Talking with singers: Daniel Okulitch

Jenna Simeonov

Canadian Bass-baritone Daniel Okulitch spends much of his time onstage in roles like Don Giovanni, Leporello, and Count Almaviva (Le nozze di Figaro); he has also sung the world premieres of Charles Wuorinen’s Brokeback Mountain, Howard Shore’s The Fly, David T. Little’s JFK, and Peter Ash’s The Golden Ticket, based on Charlie and the Chocolate Factory.

This month, Okulitch is heading into holiday mode, singing performances of Handel’s Messiah with the Edmonton Symphony Orchestra (December 9-11), and with the Toronto Symphony Orchestra (December 18-23). He chats with us about singing old music, new music, and how his work is a place “where I am ceaselessly challenged and humbled.”

Why do you sing?

I can hardly remember a time when I haven’t been singing - I think at this point singing is so many things to me. It’s certainly a place I go where I can access and release a huge palette of emotions and experiences. It’s a place I go where I focus intensely and enter a flow state, where I am ceaselessly challenged and humbled.
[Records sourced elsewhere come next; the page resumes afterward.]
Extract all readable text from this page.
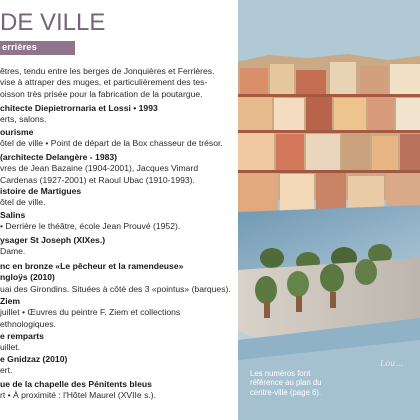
DE VILLE
errières
êtres, tendu entre les berges de Jonquières et Ferrières.
vise à attraper des muges, et particulièrement des tes-
oisson très prisée pour la fabrication de la poutargue.
chitecte Diepietrornaria et Lossi • 1993
erts, salons.
ourisme
ôtel de ville • Point de départ de la Box chasseur de trésor.
(architecte Delangère - 1983)
vres de Jean Bazaine (1904-2001), Jacques Vimard
Cardenas (1927-2001) et Raoul Ubac (1910-1993).
istoire de Martigues
ôtel de ville.
Salins
• Derrière le théâtre, école Jean Prouvé (1952).
ysager St Joseph (XIXes.)
Dame.
nc en bronze «Le pêcheur et la ramendeuse»
nglоÿs (2010)
uai des Girondins. Situées à côté des 3 «pointus» (barques).
Ziem
juillet • Œuvres du peintre F. Ziem et collections
ethnologiques.
e remparts
uillet.
e Gnidzaz (2010)
ert.
ue de la chapelle des Pénitents bleus
rt • À proximité : l'Hôtel Maurel (XVIIe s.).
Les numéros font référence au plan du centre-ville (page 6).
Lou...
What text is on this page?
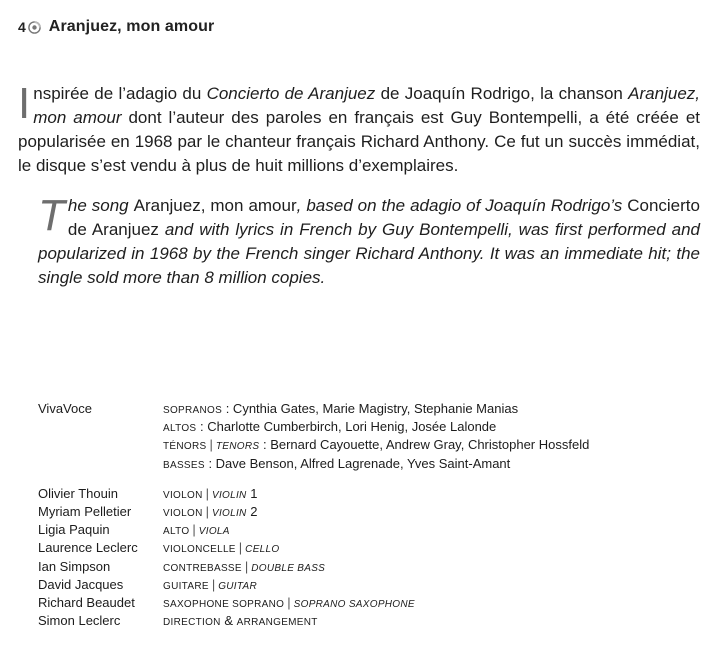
4 Aranjuez, mon amour
Inspirée de l’adagio du Concierto de Aranjuez de Joaquín Rodrigo, la chanson Aranjuez, mon amour dont l’auteur des paroles en français est Guy Bontempelli, a été créée et popularisée en 1968 par le chanteur français Richard Anthony. Ce fut un succès immédiat, le disque s’est vendu à plus de huit millions d’exemplaires.
The song Aranjuez, mon amour, based on the adagio of Joaquín Rodrigo’s Concierto de Aranjuez and with lyrics in French by Guy Bontempelli, was first performed and popularized in 1968 by the French singer Richard Anthony. It was an immediate hit; the single sold more than 8 million copies.
VivaVoce	SOPRANOS : Cynthia Gates, Marie Magistry, Stephanie Manias
ALTOS : Charlotte Cumberbirch, Lori Henig, Josée Lalonde
TÉNORS | TENORS : Bernard Cayouette, Andrew Gray, Christopher Hossfeld
BASSES : Dave Benson, Alfred Lagrenade, Yves Saint-Amant
Olivier Thouin	VIOLON | VIOLIN 1
Myriam Pelletier	VIOLON | VIOLIN 2
Ligia Paquin	ALTO | VIOLA
Laurence Leclerc	VIOLONCELLE | CELLO
Ian Simpson	CONTREBASSE | DOUBLE BASS
David Jacques	GUITARE | GUITAR
Richard Beaudet	SAXOPHONE SOPRANO | SOPRANO SAXOPHONE
Simon Leclerc	DIRECTION & ARRANGEMENT
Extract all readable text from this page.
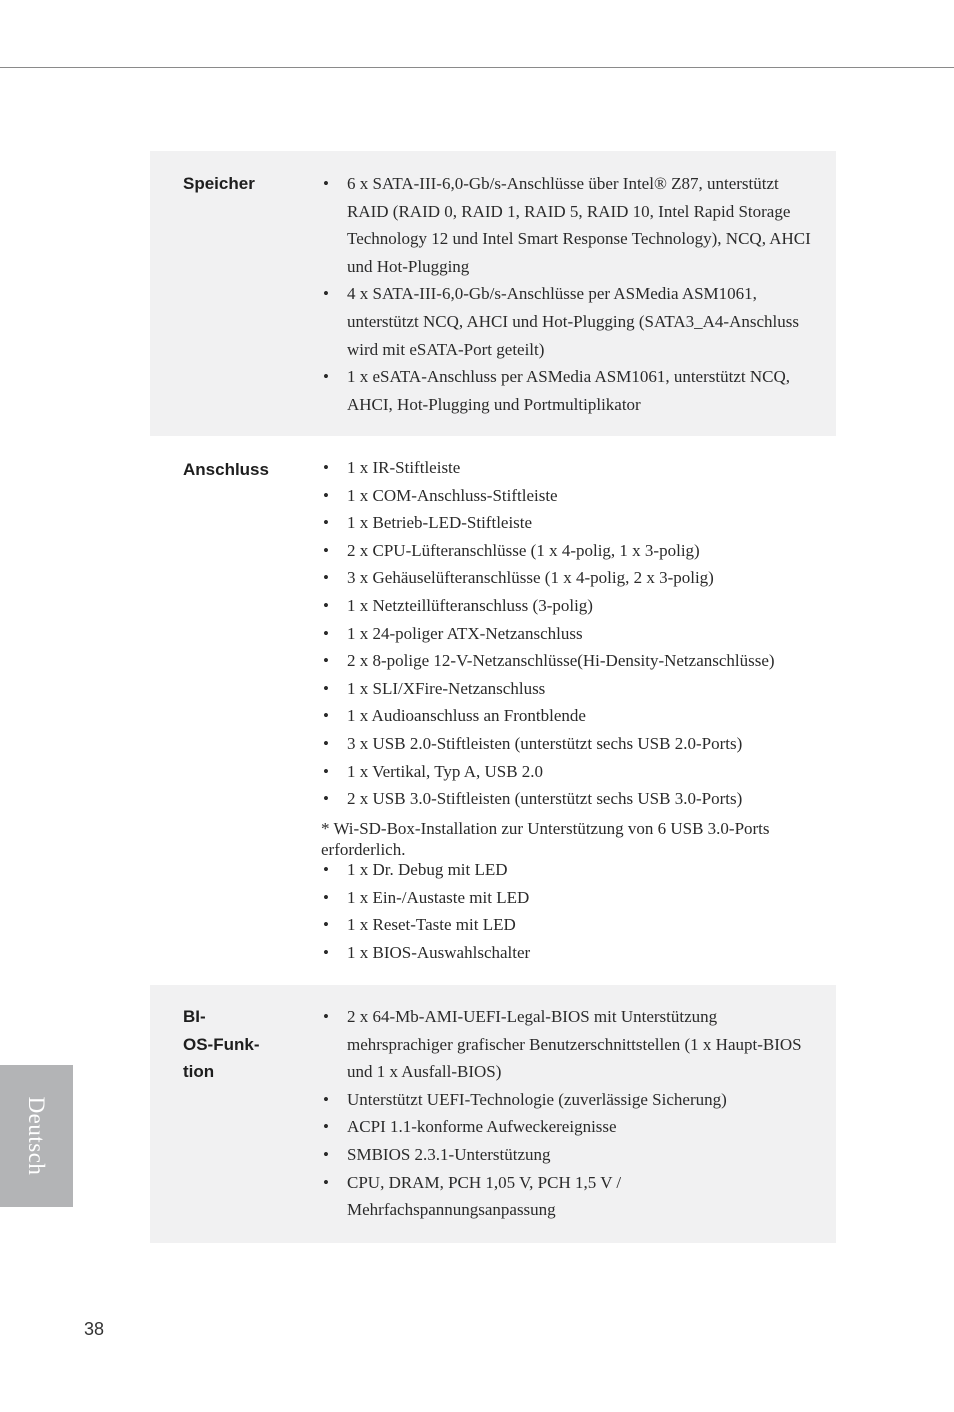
Speicher	• 6 x SATA-III-6,0-Gb/s-Anschlüsse über Intel® Z87, unterstützt RAID (RAID 0, RAID 1, RAID 5, RAID 10, Intel Rapid Storage Technology 12 und Intel Smart Response Technology), NCQ, AHCI und Hot-Plugging
• 4 x SATA-III-6,0-Gb/s-Anschlüsse per ASMedia ASM1061, unterstützt NCQ, AHCI und Hot-Plugging (SATA3_A4-Anschluss wird mit eSATA-Port geteilt)
• 1 x eSATA-Anschluss per ASMedia ASM1061, unterstützt NCQ, AHCI, Hot-Plugging und Portmultiplikator
Anschluss	• 1 x IR-Stiftleiste
• 1 x COM-Anschluss-Stiftleiste
• 1 x Betrieb-LED-Stiftleiste
• 2 x CPU-Lüfteranschlüsse (1 x 4-polig, 1 x 3-polig)
• 3 x Gehäuselüfteranschlüsse (1 x 4-polig, 2 x 3-polig)
• 1 x Netzteillüfteranschluss (3-polig)
• 1 x 24-poliger ATX-Netzanschluss
• 2 x 8-polige 12-V-Netzanschlüsse(Hi-Density-Netzanschlüsse)
• 1 x SLI/XFire-Netzanschluss
• 1 x Audioanschluss an Frontblende
• 3 x USB 2.0-Stiftleisten (unterstützt sechs USB 2.0-Ports)
• 1 x Vertikal, Typ A, USB 2.0
• 2 x USB 3.0-Stiftleisten (unterstützt sechs USB 3.0-Ports)
* Wi-SD-Box-Installation zur Unterstützung von 6 USB 3.0-Ports erforderlich.
• 1 x Dr. Debug mit LED
• 1 x Ein-/Austaste mit LED
• 1 x Reset-Taste mit LED
• 1 x BIOS-Auswahlschalter
BI-
OS-Funk-
tion
• 2 x 64-Mb-AMI-UEFI-Legal-BIOS mit Unterstützung mehrsprachiger grafischer Benutzerschnittstellen (1 x Haupt-BIOS und 1 x Ausfall-BIOS)
• Unterstützt UEFI-Technologie (zuverlässige Sicherung)
• ACPI 1.1-konforme Aufweckereignisse
• SMBIOS 2.3.1-Unterstützung
• CPU, DRAM, PCH 1,05 V, PCH 1,5 V / Mehrfachspannungsanpassung
Deutsch
38
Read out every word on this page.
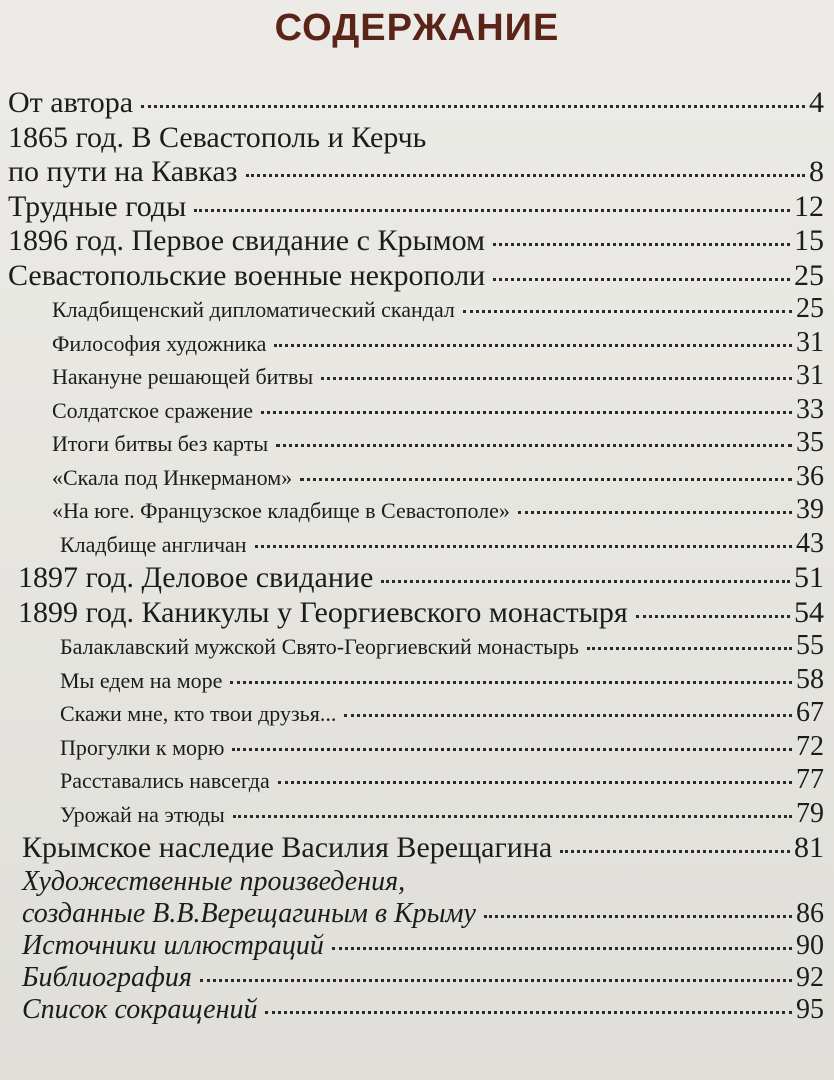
СОДЕРЖАНИЕ
От автора	4
1865 год. В Севастополь и Керчь
по пути на Кавказ	8
Трудные годы	12
1896 год. Первое свидание с Крымом	15
Севастопольские военные некрополи	25
Кладбищенский дипломатический скандал	25
Философия художника	31
Накануне решающей битвы	31
Солдатское сражение	33
Итоги битвы без карты	35
«Скала под Инкерманом»	36
«На юге. Французское кладбище в Севастополе»	39
Кладбище англичан	43
1897 год. Деловое свидание	51
1899 год. Каникулы у Георгиевского монастыря	54
Балаклавский мужской Свято-Георгиевский монастырь	55
Мы едем на море	58
Скажи мне, кто твои друзья...	67
Прогулки к морю	72
Расставались навсегда	77
Урожай на этюды	79
Крымское наследие Василия Верещагина	81
Художественные произведения,
созданные В.В.Верещагиным в Крыму	86
Источники иллюстраций	90
Библиография	92
Список сокращений	95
I sing because I will never master it.

Why do you think that singers of Mozart, Handel, and Bach are often also interested in contemporary and new music?

Are they? I hadn’t considered it. I think there’s a level of musicianship and creativity that both styles and eras demand, and a certain clarity of tone and attention to detail. You’re given tremendous opportunity in both to really be quite individual and improvise, as well.

What do you wish you knew about singing 10 years ago?

That with a few exceptions, I actually already mostly knew how to sing all this time. I just needed to make the right choices. I wasted a lot of time and energy by thinking the goal was always a little out of reach, that I might not be enough, that I had something to apologize for. In the end I just need to be me.

In your own experience working internationally, what are some unique strengths of the Canadian opera scene?

Canada is small enough that when someone shows an interest in classical music, there is a community that will claim you and help you. As such, I believe we are able to find and produce large numbers of exceptional musicians, disproportionate to our population. We’re smaller than California, but produce more classical singers who have international careers. Figure that one out.

Everybody has a nostalgic relationship with Handel’s Messiah - what does it mean to you to be singing Messiah this year, in Canada with the TSO?

Well, this is my first season of singing Messiah! First in Edmonton and now with the TSO, so my nostalgia is limited. Let’s make some memories.